De l'inquiétude tout d'abord, parce que la composition du Conseil supérieur de la magistrature que vous nous proposez, n'est pas, contrairement à ce que vous affirmez, madame la garde des sceaux, conforme à ce qui se fait dans la plupart des pays européens, où existe la parité, au moins, entre magistrats et non-magistrats. Il serait assez extravagant qu'au moment où la France préside l'Union, elle instaure un système qui reste en deçà des normes fixées par les autres pays européens. Comme le disait à l'instant M. Montebourg, citant les propos de Robert Badinter au Sénat, ce serait une erreur !
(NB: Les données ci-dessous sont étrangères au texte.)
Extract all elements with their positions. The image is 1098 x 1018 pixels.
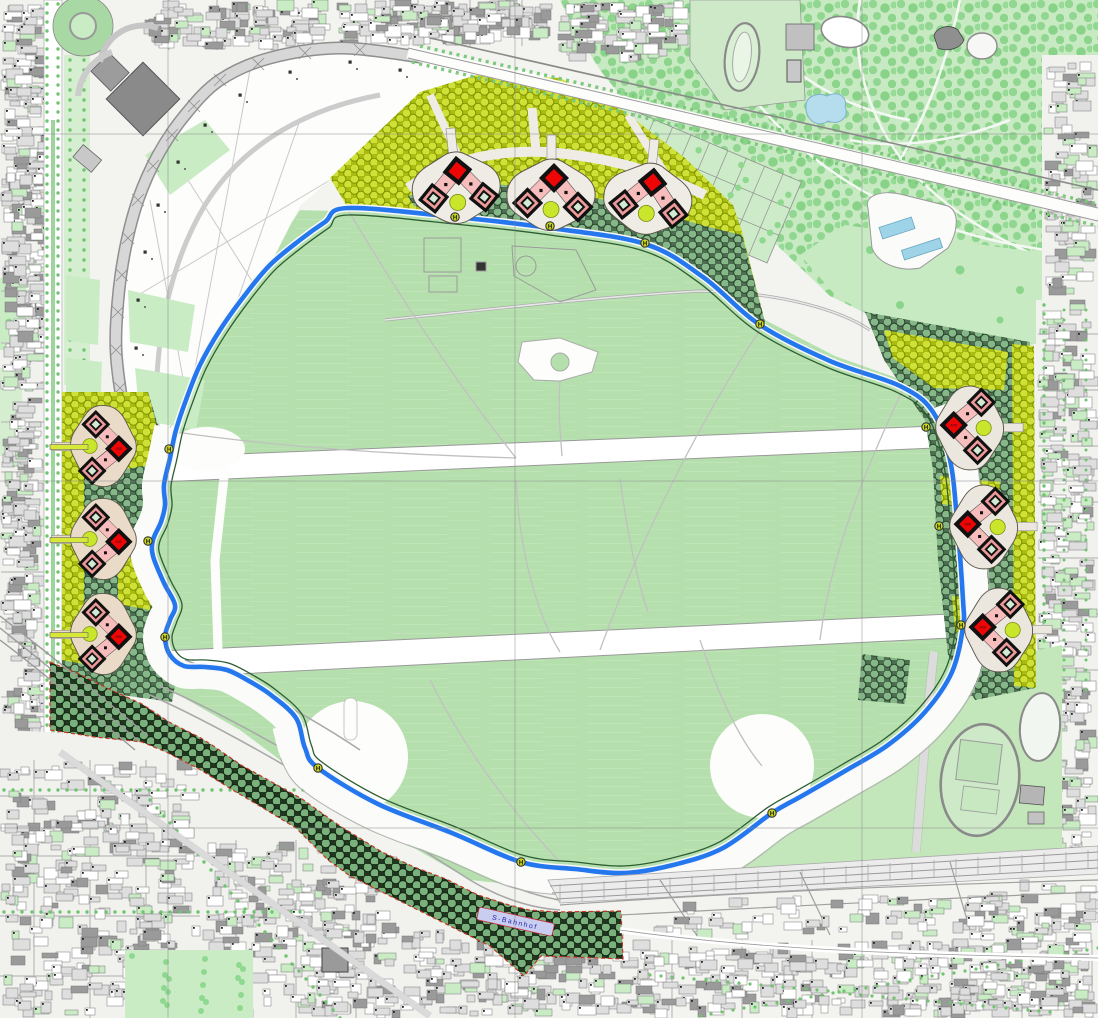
svg-text:H: H: [316, 767, 320, 773]
svg-text:H: H: [959, 624, 963, 630]
svg-text:XXX: XXX: [115, 447, 122, 451]
svg-text:H: H: [548, 225, 552, 231]
svg-text:H: H: [758, 323, 762, 329]
svg-text:XXX: XXX: [979, 626, 987, 630]
svg-text:XXX: XXX: [115, 635, 122, 639]
svg-text:XXX: XXX: [964, 523, 972, 527]
svg-text:H: H: [937, 525, 941, 531]
svg-text:XXX: XXX: [950, 424, 958, 428]
svg-text:H: H: [924, 426, 928, 432]
svg-text:H: H: [146, 540, 150, 546]
svg-text:H: H: [453, 216, 457, 222]
svg-text:H: H: [770, 812, 774, 818]
svg-text:H: H: [519, 861, 523, 867]
svg-text:H: H: [643, 242, 647, 248]
svg-text:H: H: [163, 636, 167, 642]
svg-text:H: H: [167, 448, 171, 454]
svg-text:XXX: XXX: [115, 540, 122, 544]
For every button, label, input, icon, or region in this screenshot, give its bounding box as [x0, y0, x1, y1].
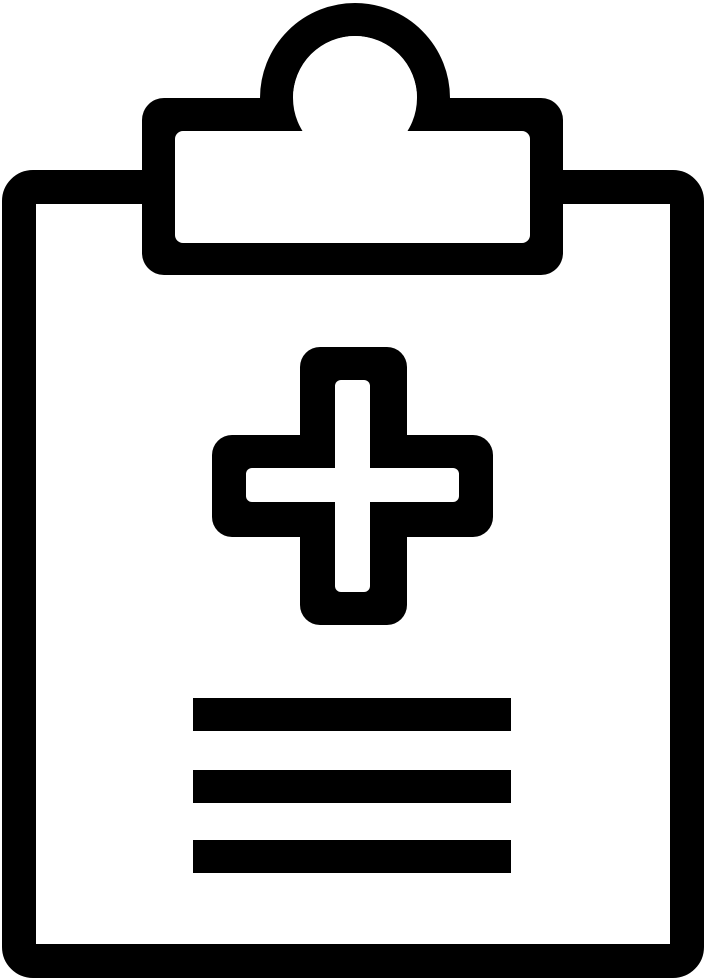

Vous avez consacré un long développement à la possibilité pour le Gouvernement de déterminer la politique pénale – ce qui est dans l'ordre des choses – mais vous avez fini par théoriser la pression du Gouvernement sur les magistrats. Vous voulez nous faire croire, en vous fondant sur les seules apparences, que le Conseil supérieur de la magistrature aurait davantage de liberté parce que le Président de la République ne le présiderait plus. Or, il faut le savoir, la nouvelle rédaction de l'article 65 de la Constitution ne précise pas que le Conseil supérieur de la magistrature est le garant de l'indépendance judiciaire ! Par ailleurs, faire présider le Conseil par le procureur général et le président de la Cour de cassation n'est pas une garantie d'indépendance, compte tenu des modalités de désignation de ces hauts magistrats.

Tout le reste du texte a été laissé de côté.